Syrian president issues amnesty
After weeks of massive media-censored protests, Assad grants amnesty to “all members of political movements”.
Amnesty will include all those politically criminalised before May 31, including Muslim Brotherhood members [Reuters] |
The Syrian president has issued a general amnesty aimed at calming 10 weeks of protests against his rule and a deadly military crackdown that has rocked the nation.
Syrian state-run media made the announcement on Tuesday, saying that “President [Bashar] Assad has by decree issued an amnesty on all [political] crimes committed before May 31, 2011.”
The amnesty is to include all members of political movements, including the outlawed Muslim Brotherhood and all political prisoners, the report said.

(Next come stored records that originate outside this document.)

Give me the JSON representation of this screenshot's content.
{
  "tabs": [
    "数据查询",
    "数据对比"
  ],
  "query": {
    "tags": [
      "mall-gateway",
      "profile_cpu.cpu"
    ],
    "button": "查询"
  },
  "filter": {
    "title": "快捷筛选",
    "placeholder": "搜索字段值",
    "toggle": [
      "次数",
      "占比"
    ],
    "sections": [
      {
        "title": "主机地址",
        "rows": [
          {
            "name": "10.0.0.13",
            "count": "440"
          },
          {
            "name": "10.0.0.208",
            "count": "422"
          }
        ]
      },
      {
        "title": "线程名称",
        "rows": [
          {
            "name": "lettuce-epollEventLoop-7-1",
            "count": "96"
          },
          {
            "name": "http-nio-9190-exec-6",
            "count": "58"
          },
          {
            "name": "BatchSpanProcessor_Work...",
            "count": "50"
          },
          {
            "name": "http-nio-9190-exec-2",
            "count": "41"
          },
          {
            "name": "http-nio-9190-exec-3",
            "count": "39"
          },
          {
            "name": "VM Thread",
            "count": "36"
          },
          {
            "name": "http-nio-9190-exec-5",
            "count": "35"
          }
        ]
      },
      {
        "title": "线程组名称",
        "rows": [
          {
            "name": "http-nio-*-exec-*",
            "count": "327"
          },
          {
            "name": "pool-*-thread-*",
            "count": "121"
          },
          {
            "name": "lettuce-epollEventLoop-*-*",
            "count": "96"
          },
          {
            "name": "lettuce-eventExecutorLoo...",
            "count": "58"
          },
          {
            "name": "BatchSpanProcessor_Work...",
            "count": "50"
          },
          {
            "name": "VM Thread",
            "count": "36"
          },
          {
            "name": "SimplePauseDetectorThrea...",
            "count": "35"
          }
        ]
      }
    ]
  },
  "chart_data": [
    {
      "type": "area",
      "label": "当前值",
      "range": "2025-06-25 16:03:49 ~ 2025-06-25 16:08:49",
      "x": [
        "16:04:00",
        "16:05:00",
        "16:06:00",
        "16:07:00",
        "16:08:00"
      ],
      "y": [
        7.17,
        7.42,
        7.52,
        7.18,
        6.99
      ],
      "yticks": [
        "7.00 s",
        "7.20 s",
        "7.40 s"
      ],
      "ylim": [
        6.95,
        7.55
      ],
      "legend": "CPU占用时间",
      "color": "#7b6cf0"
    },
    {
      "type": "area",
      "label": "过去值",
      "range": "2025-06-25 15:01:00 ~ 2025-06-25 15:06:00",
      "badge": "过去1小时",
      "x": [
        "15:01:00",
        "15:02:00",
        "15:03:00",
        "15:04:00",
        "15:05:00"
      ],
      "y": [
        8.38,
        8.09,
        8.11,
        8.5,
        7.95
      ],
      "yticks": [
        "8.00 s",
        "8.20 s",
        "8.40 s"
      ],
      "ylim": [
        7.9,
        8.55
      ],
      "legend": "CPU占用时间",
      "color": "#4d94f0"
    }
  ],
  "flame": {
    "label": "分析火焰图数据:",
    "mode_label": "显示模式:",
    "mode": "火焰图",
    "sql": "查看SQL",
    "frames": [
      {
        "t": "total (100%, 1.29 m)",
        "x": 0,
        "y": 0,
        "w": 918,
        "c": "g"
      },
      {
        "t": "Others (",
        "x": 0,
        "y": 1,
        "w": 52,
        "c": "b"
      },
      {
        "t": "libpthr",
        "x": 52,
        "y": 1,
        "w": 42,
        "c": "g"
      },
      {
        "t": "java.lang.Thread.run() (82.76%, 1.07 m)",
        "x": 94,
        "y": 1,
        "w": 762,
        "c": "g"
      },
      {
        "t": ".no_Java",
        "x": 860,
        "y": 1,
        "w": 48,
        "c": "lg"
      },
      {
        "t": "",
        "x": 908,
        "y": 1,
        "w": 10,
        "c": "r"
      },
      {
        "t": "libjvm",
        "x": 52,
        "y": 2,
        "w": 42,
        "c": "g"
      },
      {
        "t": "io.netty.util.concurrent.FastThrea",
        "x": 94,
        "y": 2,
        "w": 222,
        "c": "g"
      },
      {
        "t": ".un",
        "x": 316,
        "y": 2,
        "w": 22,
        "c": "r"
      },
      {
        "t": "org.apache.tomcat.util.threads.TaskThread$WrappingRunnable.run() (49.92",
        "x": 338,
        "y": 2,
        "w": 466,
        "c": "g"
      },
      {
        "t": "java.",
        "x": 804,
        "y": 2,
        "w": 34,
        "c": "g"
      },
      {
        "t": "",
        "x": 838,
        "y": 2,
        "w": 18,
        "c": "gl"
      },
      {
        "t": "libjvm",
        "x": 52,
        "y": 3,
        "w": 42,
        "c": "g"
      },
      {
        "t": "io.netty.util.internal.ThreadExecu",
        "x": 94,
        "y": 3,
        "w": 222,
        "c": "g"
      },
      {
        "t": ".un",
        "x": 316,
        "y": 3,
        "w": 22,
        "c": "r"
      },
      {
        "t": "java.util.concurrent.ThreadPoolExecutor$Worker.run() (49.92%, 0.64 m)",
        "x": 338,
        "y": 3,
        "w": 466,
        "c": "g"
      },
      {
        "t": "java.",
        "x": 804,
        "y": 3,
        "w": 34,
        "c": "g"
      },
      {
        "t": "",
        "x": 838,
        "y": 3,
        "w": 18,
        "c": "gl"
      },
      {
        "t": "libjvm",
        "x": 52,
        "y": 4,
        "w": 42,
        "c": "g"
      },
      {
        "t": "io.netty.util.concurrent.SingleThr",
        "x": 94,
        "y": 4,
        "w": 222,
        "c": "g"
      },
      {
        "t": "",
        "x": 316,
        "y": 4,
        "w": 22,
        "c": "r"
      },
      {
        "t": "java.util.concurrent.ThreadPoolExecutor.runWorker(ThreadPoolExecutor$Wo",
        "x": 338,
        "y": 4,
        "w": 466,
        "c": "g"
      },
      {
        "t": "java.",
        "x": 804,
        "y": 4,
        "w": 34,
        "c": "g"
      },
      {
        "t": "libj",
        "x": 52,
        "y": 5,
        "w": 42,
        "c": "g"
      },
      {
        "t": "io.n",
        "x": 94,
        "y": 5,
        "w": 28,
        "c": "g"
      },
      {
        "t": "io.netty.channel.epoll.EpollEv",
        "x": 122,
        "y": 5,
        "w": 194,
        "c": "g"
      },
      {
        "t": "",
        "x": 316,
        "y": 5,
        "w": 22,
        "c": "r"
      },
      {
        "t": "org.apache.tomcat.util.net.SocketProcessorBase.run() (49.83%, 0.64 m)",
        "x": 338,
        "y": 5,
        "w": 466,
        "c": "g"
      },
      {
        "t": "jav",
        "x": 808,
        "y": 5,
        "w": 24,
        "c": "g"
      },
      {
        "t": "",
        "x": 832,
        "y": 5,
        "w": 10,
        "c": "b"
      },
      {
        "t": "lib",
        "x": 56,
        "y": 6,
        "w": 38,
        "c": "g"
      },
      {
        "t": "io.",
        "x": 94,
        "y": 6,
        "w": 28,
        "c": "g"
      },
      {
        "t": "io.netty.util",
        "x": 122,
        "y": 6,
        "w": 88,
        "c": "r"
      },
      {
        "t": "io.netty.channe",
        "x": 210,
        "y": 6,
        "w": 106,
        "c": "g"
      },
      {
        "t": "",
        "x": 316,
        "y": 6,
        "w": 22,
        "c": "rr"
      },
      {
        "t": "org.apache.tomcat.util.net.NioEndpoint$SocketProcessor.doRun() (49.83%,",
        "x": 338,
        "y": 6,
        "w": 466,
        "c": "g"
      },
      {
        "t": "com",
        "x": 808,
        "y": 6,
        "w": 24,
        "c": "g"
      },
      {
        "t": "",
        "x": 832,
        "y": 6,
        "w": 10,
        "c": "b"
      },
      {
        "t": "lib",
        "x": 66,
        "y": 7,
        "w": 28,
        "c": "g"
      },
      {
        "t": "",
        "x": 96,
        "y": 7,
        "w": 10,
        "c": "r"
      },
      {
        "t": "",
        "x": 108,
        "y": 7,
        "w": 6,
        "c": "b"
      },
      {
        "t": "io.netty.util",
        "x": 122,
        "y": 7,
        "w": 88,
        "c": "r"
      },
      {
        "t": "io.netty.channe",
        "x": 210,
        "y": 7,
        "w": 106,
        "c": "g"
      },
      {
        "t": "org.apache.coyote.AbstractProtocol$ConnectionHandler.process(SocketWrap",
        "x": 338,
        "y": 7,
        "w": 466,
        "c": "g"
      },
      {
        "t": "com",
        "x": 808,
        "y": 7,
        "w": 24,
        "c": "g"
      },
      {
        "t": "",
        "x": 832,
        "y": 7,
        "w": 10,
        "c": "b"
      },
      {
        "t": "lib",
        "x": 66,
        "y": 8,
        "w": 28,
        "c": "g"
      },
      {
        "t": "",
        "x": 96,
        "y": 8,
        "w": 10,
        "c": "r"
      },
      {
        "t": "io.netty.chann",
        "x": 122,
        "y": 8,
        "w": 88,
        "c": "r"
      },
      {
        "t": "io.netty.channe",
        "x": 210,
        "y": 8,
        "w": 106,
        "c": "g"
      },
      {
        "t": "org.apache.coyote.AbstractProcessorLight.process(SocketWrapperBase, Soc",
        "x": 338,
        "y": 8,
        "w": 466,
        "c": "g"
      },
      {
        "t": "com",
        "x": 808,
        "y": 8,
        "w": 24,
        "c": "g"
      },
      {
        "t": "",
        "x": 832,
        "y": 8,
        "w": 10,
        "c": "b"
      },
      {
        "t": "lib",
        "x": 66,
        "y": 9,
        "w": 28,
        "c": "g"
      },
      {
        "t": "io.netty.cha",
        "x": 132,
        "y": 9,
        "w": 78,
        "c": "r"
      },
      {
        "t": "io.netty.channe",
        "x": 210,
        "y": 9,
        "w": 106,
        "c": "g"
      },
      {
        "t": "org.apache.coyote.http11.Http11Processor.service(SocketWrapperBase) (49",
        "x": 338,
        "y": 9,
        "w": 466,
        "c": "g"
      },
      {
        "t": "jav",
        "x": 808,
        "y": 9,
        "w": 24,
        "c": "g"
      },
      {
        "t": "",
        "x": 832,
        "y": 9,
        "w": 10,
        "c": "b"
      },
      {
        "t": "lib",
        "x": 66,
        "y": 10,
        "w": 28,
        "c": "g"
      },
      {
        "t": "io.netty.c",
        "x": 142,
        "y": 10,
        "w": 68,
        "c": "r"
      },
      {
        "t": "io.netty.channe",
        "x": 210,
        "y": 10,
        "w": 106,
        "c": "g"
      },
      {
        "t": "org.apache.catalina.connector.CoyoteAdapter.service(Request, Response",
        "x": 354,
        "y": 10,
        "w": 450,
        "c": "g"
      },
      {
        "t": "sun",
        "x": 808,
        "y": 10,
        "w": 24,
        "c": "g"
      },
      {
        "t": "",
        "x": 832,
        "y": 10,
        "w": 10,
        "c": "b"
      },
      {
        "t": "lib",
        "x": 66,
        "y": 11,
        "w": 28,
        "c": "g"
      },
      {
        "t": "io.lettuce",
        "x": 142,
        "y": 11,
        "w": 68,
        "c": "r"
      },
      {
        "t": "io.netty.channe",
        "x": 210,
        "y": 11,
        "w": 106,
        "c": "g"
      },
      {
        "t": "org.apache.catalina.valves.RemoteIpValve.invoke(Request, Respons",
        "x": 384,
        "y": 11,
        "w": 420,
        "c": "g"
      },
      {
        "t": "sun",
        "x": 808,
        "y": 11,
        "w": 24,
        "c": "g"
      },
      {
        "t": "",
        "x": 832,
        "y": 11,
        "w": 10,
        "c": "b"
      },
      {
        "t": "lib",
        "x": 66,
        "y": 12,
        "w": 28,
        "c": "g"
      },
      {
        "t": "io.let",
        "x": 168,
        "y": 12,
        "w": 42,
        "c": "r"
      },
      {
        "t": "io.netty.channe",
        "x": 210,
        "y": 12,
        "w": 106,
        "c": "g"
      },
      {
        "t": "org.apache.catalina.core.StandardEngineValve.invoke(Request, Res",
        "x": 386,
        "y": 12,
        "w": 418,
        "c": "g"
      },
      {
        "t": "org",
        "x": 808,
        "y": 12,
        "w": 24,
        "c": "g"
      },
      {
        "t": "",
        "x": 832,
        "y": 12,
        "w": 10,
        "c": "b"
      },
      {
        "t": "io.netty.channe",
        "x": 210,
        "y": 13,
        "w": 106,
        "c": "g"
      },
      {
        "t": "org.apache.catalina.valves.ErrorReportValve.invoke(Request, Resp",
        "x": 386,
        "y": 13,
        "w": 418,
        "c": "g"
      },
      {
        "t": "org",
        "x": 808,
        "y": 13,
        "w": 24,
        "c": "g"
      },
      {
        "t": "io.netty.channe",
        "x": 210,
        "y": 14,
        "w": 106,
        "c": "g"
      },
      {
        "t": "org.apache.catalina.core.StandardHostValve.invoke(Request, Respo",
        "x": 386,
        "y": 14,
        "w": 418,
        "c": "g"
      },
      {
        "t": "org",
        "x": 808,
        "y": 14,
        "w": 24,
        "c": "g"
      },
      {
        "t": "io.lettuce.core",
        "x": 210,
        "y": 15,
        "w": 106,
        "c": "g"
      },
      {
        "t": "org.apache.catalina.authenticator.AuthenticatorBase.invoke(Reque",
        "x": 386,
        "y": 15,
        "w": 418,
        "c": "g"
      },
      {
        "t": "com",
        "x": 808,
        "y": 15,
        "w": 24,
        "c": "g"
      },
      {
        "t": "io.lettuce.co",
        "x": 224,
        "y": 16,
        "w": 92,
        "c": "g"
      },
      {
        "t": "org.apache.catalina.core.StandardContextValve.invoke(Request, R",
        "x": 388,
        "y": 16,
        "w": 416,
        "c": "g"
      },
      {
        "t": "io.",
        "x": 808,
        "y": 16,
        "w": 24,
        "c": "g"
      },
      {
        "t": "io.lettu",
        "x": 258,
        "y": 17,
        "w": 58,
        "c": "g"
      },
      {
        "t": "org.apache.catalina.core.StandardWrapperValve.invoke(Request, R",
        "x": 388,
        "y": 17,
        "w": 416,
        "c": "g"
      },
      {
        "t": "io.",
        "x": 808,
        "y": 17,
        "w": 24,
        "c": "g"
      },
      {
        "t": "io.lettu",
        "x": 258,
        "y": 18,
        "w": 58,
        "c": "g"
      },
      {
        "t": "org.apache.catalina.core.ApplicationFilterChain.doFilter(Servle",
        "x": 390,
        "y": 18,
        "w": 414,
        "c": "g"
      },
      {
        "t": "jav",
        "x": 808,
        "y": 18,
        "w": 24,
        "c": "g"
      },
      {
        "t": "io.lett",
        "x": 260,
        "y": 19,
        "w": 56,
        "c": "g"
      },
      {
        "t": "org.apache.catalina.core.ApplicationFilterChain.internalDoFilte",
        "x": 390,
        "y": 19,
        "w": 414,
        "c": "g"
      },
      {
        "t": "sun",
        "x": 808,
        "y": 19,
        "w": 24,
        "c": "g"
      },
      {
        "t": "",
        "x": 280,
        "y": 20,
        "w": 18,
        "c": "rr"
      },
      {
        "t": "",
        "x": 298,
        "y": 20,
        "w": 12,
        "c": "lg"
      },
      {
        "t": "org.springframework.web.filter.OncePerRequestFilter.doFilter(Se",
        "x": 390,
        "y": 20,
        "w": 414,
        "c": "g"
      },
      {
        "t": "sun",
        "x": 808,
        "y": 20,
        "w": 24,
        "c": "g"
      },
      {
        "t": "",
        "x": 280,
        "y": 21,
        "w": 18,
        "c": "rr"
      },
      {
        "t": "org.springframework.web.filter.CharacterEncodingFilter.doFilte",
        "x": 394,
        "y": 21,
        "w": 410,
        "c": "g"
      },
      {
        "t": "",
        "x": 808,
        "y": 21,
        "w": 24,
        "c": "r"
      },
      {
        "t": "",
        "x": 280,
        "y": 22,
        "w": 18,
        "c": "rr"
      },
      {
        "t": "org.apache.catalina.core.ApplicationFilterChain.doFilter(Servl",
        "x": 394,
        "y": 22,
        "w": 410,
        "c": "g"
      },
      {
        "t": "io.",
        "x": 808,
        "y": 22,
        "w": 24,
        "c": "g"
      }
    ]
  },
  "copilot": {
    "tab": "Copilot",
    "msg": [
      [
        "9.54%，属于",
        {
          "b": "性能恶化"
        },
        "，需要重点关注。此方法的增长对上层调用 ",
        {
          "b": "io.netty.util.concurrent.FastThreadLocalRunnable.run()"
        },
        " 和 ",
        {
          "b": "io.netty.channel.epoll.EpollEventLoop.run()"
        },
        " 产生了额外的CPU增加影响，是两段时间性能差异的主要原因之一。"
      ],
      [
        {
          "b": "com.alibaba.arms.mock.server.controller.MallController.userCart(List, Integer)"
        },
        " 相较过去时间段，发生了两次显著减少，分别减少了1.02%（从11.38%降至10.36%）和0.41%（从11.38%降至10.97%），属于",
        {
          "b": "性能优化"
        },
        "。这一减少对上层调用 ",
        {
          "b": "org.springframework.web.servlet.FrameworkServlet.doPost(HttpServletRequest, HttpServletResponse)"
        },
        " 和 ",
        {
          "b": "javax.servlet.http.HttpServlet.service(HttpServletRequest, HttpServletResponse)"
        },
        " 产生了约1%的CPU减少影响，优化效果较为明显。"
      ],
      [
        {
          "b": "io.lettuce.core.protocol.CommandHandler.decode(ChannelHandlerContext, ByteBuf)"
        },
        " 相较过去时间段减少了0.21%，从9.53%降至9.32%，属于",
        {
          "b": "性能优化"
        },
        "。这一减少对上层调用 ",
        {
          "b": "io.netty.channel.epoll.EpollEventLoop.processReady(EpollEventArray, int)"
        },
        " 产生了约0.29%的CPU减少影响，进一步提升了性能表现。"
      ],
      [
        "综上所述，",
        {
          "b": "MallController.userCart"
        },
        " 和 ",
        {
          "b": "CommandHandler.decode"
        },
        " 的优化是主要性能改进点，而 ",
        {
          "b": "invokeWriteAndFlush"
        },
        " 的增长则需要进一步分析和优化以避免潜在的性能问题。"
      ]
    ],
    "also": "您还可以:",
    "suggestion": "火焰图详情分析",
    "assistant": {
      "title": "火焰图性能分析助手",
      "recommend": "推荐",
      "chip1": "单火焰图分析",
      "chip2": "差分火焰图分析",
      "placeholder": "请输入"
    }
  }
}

Membership in the Brotherhood, which led an armed rebellion against Assad’s father in 1982, had been punishable by death in Syria.
The amnesty decree is believed to be a part of the overtures by the Syrian government to its opposition, largely seen as symbolic.
But it is also seen as an appeal to protesters, as one of their main demands has been the release of political prisoners, along with others such as curbing the power of Syrian security forces.
“It is one of the most important demands because people are spending many years in prison because of their demands for the human rights of our people,” Anwar Al Bunni, a lawyer and human-rights activist in Syria, told Al Jazeera.
Bunni, who spent five years in jail before being released last week, said that while amnesty for political prisoners is an important step, Syria needs to undergo many more changes.
“We need to form parties, we need to work politically, we need to meet, we need to have our independent media,” he said. “We need to open a new page in Syria – a democratic Syria, a free Syria.”
Amnesty ‘insufficient’
The amnesty announcement was shrugged off by Syrian opposition activists gathered in the Turkish city of Antalya to discuss democratic change and voice support for the revolt.
“This measure is insufficient: we demanded this amnesty several years ago, but it’s late in coming,” Abdel Razak Eid, an activist, told the AFP news agency.
“We are united under the slogan: the people want the fall of the regime and all those who have committed crimes brought to account. Blood will not have been spilled in vain.”
Ammar Abdulhamid, a Syrian pro-democracy activist attending the opposition meeting in Antalya, said the gathering “hopes to create a representative body that can be accepted by the protesters inside Syria that can meet their demands in terms of the opposition trying to play a role in getting their voices heard by the international community”.
“This is not going to be any kind of government in exile,” he told Al Jazeera, “simply a group of people who are willing to represent the movement internationally because the world cannot engage on a revolution that does not have any recognisable representatives.
“Our hope is to fuel that kind of body on an interim basis until such time that the Syrian people can freely elect a transitional council inside the country that can lead the country to democracy.”
Under pressure
Syria has blamed the violence in the country on armed groups, Islamists and foreign agitators, saying more than 120 police and soldiers have been killed in the unrest.
The European Union last week ordered an assets freeze and travel ban on Assad himself, the latest in a string of sanctions against his regime.
Stepping up pressure on Assad to halt weeks of relentless violence, the EU earlier this month imposed an arms embargo and targeted the president’s innermost circle, including his brother and four cousins.
Activists say that at least 10,000 people have been arrested since the start of the popular uprising almost two months ago.
Accurate information from Syria is difficult to confirm, as journalists have largely been denied access, but human rights groups say that more than 1,000 protesters have been killed since the uprising started.